Yes, we do know. There's a deeply gendered aspect to all this, just as there's a deeply racist one. It's about the loss of white male power, being recast in terms of a mythology of universal “God-given rights.” This is why they're impervious to the actual history of the Second Amendment, or the actual content of Lockean social contract theory. The true origins of our political institutions do not so nicely support their white male fantasy needs, so they substitute a new self-flattering mythology in its place. That's all very well when it's merely a matter of political rhetoric — particularly if no one else is listening in too carefully.
But everything changes when they start acting out in public, shoving their misogynist, racist views into the nation's face. That's what's happening in Texas right now, and the NRA has been at this game long enough to know that it's suddenly gone too far. They're trying to pull back, but we've all just seen how long that lasted — barely longer than a news cycle.

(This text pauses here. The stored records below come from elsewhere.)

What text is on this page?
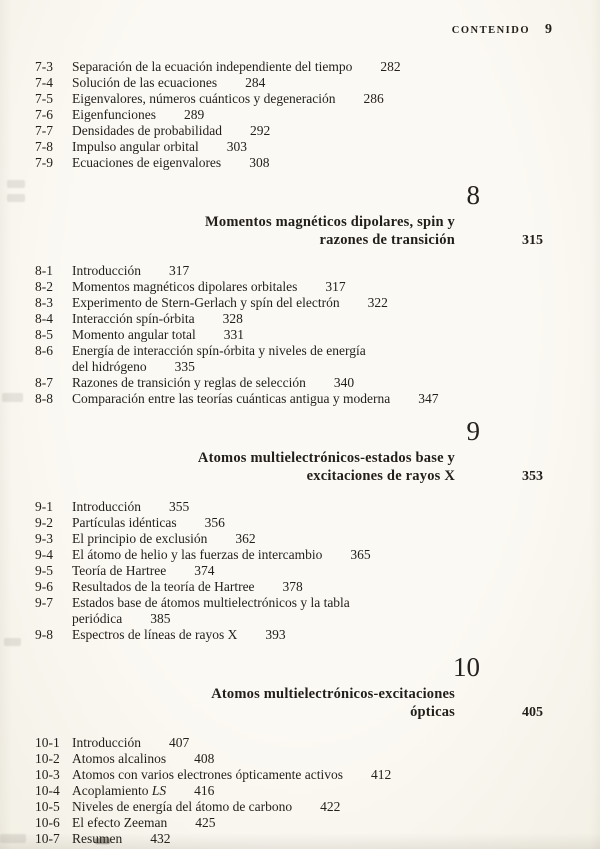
CONTENIDO 9
7-3	Separación de la ecuación independiente del tiempo 282
7-4	Solución de las ecuaciones 284
7-5	Eigenvalores, números cuánticos y degeneración 286
7-6	Eigenfunciones 289
7-7	Densidades de probabilidad 292
7-8	Impulso angular orbital 303
7-9	Ecuaciones de eigenvalores 308
8
Momentos magnéticos dipolares, spin y
razones de transición	315
8-1	Introducción 317
8-2	Momentos magnéticos dipolares orbitales 317
8-3	Experimento de Stern-Gerlach y spín del electrón 322
8-4	Interacción spín-órbita 328
8-5	Momento angular total 331
8-6	Energía de interacción spín-órbita y niveles de energía
del hidrógeno 335
8-7	Razones de transición y reglas de selección 340
8-8	Comparación entre las teorías cuánticas antigua y moderna 347
9
Atomos multielectrónicos-estados base y
excitaciones de rayos X	353
9-1	Introducción 355
9-2	Partículas idénticas 356
9-3	El principio de exclusión 362
9-4	El átomo de helio y las fuerzas de intercambio 365
9-5	Teoría de Hartree 374
9-6	Resultados de la teoría de Hartree 378
9-7	Estados base de átomos multielectrónicos y la tabla
periódica 385
9-8	Espectros de líneas de rayos X 393
10
Atomos multielectrónicos-excitaciones
ópticas	405
10-1 Introducción 407
10-2 Atomos alcalinos 408
10-3 Atomos con varios electrones ópticamente activos 412
10-4 Acoplamiento LS 416
10-5 Niveles de energía del átomo de carbono 422
10-6 El efecto Zeeman 425
10-7 Resumen 432
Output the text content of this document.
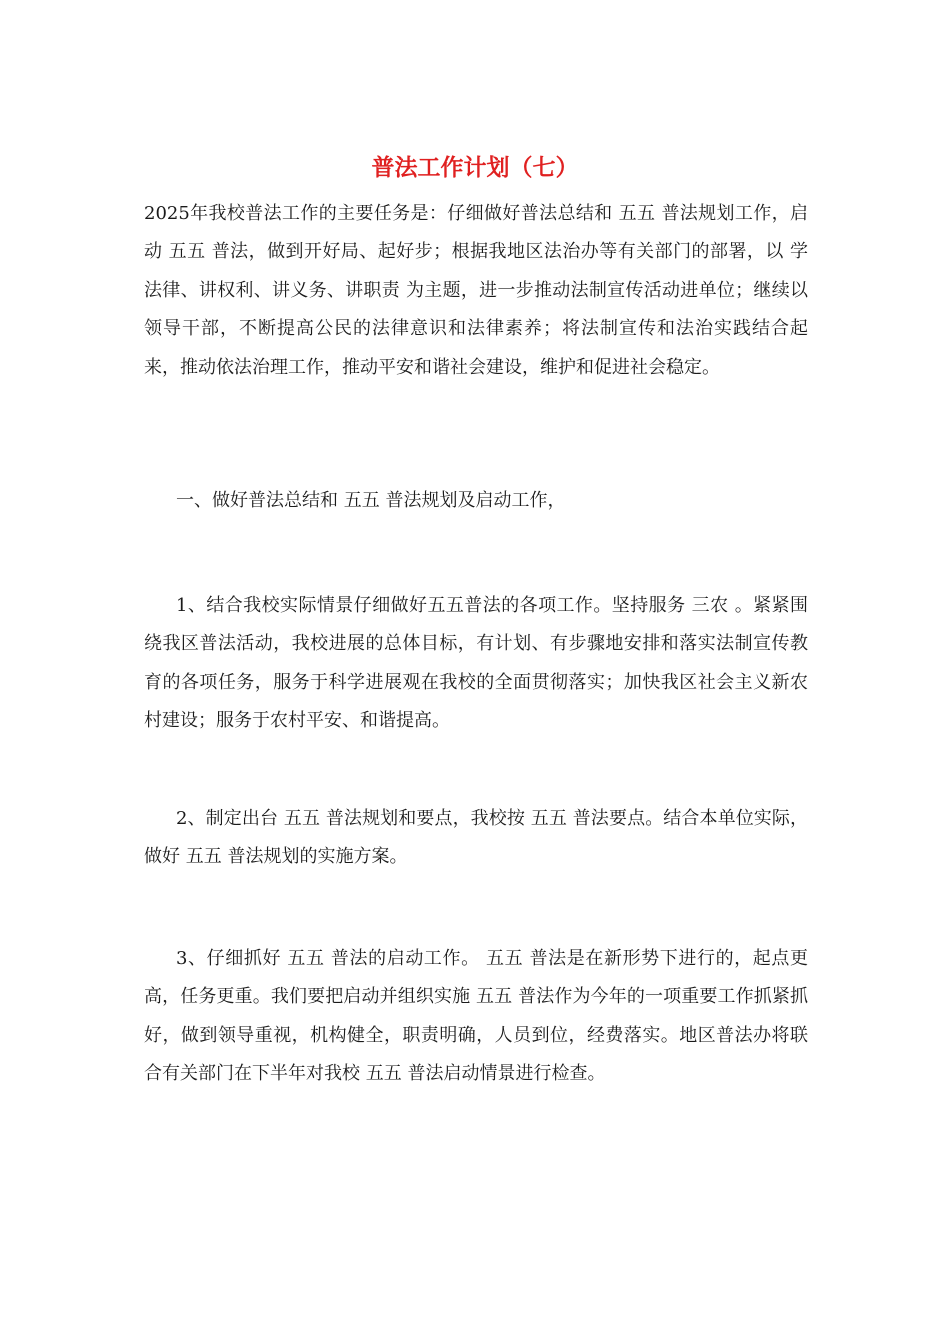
普法工作计划（七）

2025年我校普法工作的主要任务是：仔细做好普法总结和 五五 普法规划工作，启动 五五 普法，做到开好局、起好步；根据我地区法治办等有关部门的部署，以 学法律、讲权利、讲义务、讲职责 为主题，进一步推动法制宣传活动进单位；继续以领导干部，不断提高公民的法律意识和法律素养；将法制宣传和法治实践结合起来，推动依法治理工作，推动平安和谐社会建设，维护和促进社会稳定。

一、做好普法总结和 五五 普法规划及启动工作，

1、结合我校实际情景仔细做好五五普法的各项工作。坚持服务 三农 。紧紧围绕我区普法活动，我校进展的总体目标，有计划、有步骤地安排和落实法制宣传教育的各项任务，服务于科学进展观在我校的全面贯彻落实；加快我区社会主义新农村建设；服务于农村平安、和谐提高。

2、制定出台 五五 普法规划和要点，我校按 五五 普法要点。结合本单位实际，做好 五五 普法规划的实施方案。

3、仔细抓好 五五 普法的启动工作。 五五 普法是在新形势下进行的，起点更高，任务更重。我们要把启动并组织实施 五五 普法作为今年的一项重要工作抓紧抓好，做到领导重视，机构健全，职责明确，人员到位，经费落实。地区普法办将联合有关部门在下半年对我校 五五 普法启动情景进行检查。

The danger for them is palpably real. They need to gin up their base, without stirring their would-be opponents, or alienated those in the middle. Now they're in danger of splitting their base, scarring and angering would-be opponents, and alienating a good chunk of the middle. But there's no easy way for them to turn back, because they're deeply committed to the myth that more guns make us more safe, and they're so fanatic in that belief that they're starting to brandish guns at anyone who dares to disagree. Facts on the ground are suddenly, sharply, turning against them. The very same logic that's worked for them for so long is suddenly having the exact opposite effect. Their intensity is finally starting to breed a similar intensity on the other side — and there are far more people on that other side, a good many of them gun owners themselves.
Moms Demand Action for Gun Sense is profoundly threatening to the NRA and the open carry crowd. Not least because moms are threatening to them. Let's face it, they love their guns because they haven't grown up yet. They're living in an adolescent fantasy world, however old they may be. And no adolescent boy wants to listen to his mom. That's the last thing on earth he wants. Which is how you know he's still a boy, not a man. And all these recent antics are making that increasingly apparent. It's not, at bottom, their masculinity that's being threatened. Rather, it's their lack of maturity, their childishness in how they flail and fail at being men. And as the realization of that grows, as we come to see their adolescent fantasy for what it truly is, gun safety politics in America is posed for a gay marriage-style shift.